Ну, я, кажется, убедила мою прелестницу. Понадеялась, что хоть чуть отдохнем от политики… Как бы не так! Удар следовал за ударом: пересылка Государя в Сибирь – сперва в Тобольск, затем в Екатеринбург; первые сражения белых волонтеров с Красной армией, крохотные искры надежды, сменяющиеся черными приступами отчаяния, и, наконец, истребление Царской семьи оголтелыми псами советского режима. Перед лицом такой трагедии я, как и все русские эмигранты здесь, во Франции, почувствовала, будто меня ампутировали от моей живой сущности. И главное, что в тот момент никакой «моральный протез» не мог бы поддержать меня в этом увечье. Заключение перемирия 11 ноября 1918 года вызвало во Франции взрыв радости. Но я не могла в полной мере разделить этот праздник со всеми – в нем был налет какого-то лукавства. Дальше – новый удар: 14 июля 1919 года Русскому легиону не позволили пройти победным маршем вместе с союзниками, хоть и сражался он бок о бок с французской армией до конца, невзирая на постыдный Брестский мир.

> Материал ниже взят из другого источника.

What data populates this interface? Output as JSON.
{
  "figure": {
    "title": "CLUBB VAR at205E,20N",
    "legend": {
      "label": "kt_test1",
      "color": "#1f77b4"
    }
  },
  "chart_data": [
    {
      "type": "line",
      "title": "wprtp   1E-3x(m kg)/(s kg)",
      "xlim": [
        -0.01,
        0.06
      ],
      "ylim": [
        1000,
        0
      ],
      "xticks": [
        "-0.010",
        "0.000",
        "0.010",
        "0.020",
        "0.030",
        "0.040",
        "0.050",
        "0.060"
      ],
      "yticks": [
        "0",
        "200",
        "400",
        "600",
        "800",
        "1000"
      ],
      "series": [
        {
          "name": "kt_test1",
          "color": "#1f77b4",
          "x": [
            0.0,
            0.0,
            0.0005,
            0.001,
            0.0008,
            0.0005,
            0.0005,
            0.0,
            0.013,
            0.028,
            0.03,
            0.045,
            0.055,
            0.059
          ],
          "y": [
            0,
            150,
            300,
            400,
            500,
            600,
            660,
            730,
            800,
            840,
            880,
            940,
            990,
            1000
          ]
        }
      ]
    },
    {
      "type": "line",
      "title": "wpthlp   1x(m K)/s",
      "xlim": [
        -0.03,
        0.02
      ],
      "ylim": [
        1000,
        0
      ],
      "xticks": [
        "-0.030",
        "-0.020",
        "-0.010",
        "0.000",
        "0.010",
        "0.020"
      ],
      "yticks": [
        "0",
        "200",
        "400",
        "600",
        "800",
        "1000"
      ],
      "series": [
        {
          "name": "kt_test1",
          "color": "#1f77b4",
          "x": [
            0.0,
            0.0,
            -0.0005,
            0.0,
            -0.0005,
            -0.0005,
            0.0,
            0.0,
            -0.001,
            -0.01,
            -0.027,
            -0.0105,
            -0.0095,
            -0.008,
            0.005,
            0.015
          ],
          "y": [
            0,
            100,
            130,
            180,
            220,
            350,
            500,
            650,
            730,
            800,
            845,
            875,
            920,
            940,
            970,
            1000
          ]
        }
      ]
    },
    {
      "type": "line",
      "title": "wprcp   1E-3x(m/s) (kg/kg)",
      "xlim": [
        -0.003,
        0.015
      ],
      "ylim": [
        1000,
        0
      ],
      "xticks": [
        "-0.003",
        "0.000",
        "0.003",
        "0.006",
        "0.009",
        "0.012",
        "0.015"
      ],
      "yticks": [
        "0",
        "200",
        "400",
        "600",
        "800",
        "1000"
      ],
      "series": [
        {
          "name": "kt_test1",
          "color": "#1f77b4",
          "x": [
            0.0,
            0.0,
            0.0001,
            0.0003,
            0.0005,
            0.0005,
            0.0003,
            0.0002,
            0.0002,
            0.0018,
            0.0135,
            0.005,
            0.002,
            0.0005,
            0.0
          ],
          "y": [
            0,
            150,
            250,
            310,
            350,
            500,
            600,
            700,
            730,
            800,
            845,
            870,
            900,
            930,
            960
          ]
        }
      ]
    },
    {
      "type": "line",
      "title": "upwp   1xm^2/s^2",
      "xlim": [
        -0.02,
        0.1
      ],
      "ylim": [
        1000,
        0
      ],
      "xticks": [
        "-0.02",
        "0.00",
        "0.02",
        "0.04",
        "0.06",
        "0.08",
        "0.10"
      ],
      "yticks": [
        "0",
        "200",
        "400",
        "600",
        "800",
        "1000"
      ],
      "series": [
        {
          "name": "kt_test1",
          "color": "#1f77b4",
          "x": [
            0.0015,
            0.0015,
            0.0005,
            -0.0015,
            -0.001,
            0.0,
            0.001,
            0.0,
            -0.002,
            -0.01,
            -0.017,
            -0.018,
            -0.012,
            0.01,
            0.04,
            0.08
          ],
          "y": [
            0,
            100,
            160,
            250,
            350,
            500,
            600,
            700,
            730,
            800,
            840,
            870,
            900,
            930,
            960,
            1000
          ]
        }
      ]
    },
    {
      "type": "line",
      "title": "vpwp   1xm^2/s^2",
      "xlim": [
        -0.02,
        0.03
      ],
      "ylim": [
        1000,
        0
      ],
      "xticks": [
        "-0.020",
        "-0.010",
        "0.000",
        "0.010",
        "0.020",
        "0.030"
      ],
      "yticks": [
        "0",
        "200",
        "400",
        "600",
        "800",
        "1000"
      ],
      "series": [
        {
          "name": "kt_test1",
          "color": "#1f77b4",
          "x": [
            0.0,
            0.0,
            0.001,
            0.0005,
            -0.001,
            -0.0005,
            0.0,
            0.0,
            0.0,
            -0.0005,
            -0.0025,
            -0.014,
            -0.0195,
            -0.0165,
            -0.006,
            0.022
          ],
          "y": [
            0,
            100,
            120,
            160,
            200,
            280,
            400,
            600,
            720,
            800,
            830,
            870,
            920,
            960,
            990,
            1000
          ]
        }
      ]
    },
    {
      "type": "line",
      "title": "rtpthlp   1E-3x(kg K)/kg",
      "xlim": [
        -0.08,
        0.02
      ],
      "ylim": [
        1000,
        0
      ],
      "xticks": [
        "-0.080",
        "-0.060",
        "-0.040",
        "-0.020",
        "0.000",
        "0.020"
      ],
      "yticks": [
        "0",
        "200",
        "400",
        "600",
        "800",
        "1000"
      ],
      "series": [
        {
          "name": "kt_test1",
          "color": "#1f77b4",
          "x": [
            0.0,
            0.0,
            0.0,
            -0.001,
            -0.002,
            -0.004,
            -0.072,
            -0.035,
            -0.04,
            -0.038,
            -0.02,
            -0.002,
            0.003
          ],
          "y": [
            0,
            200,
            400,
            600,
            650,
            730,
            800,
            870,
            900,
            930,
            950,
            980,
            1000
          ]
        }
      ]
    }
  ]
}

Но вместе с тем – не удивительно ли? – при том, что французы укоряли русских за то, что те бросили их в критический момент, они по-прежнему чтили русских артистов, которые развлекали их в годину испытаний.

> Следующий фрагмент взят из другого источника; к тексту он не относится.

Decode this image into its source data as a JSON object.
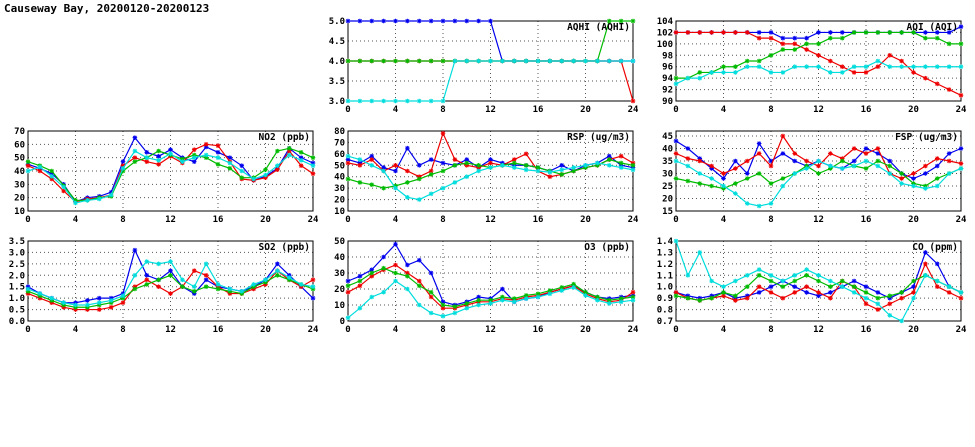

Эмигрировавшая в 1920 году Матильда Кшесинская, решительно накрепко привязанная к Императорской семье, вышла замуж на следующий же год за царского кузена, Вел. кн. Андрея Владимировича. Мне как раз тогда удалось повидать ее; все мелкие разногласия, имевшие место в прошлом, оказались забытыми в один миг. Великодушная Матильда благословила меня на продолжение преподавания классического танца, да еще и прислала мне нескольких юных учениц. Все они принадлежали к семьям, изгнанным большевистской революцией с родной земли. Большая часть этих эмигрантов новой волны – монархистов и либералов, скептиков и оппортунистов – жила одною надеждой на скорое возвращение на родину, которая в конце концов будет очищена от canaille rouge[26].
С каждым днем я все более сближалась с этим маленьким кругом ностальгирующих изгнанников. Я, редко посещавшая церковные службы в Санкт-Петербурге, неизменно приходила каждое воскресенье утром в православный храм на рю Дарю – не столько ради самой службы, сколько затем, чтобы слушать вокруг себя родную речь моей страны. Я долго была не в силах до конца поверить, что потеряла ее, как вдруг поняла, что утратила ее окончательно, когда в конце декабря 1922 года волею большевиков на смену чудеснейшей, легендарной Святой Руси пришло нечто бредовое, называемое абсурдной аббревиатурой из четырех букв – С.С.С.Р., – не внушающей ни исторического, ни сентиментального отклика! И парижские журналы и газеты не увидели ничего скандального в этом «светском крещении»! Расставшись с так разочаровавшей меня французской прессой, я подписалась на выходившую в Париже ежедневную газету либерального направления «Последние новости», чтобы быть в курсе всего того, что происходит как во Франции, так и в России. Позже я подписалась еще на одну русскую газету – «Возрождение», правого толка. Когда я читала эти газеты, я чувствовала себя исконно русскою; выглядывая в окно, я вновь оказывалась во Франции. И скажу, соврать вам не боясь, эти путешествия туда и назад отнюдь не заключали в себе что-то неприятное. В итоге я согласилась с тем, что эта дилемма будет сопровождать меня до последнего вздоха. Нужно признать: моя родина – это не Россия, которую я покинула вполне по доброй воле, но и не Франция, где я живу уже более десятилетия, но некая ирреальная страна без границ, без традиций и без будущего: эмиграция.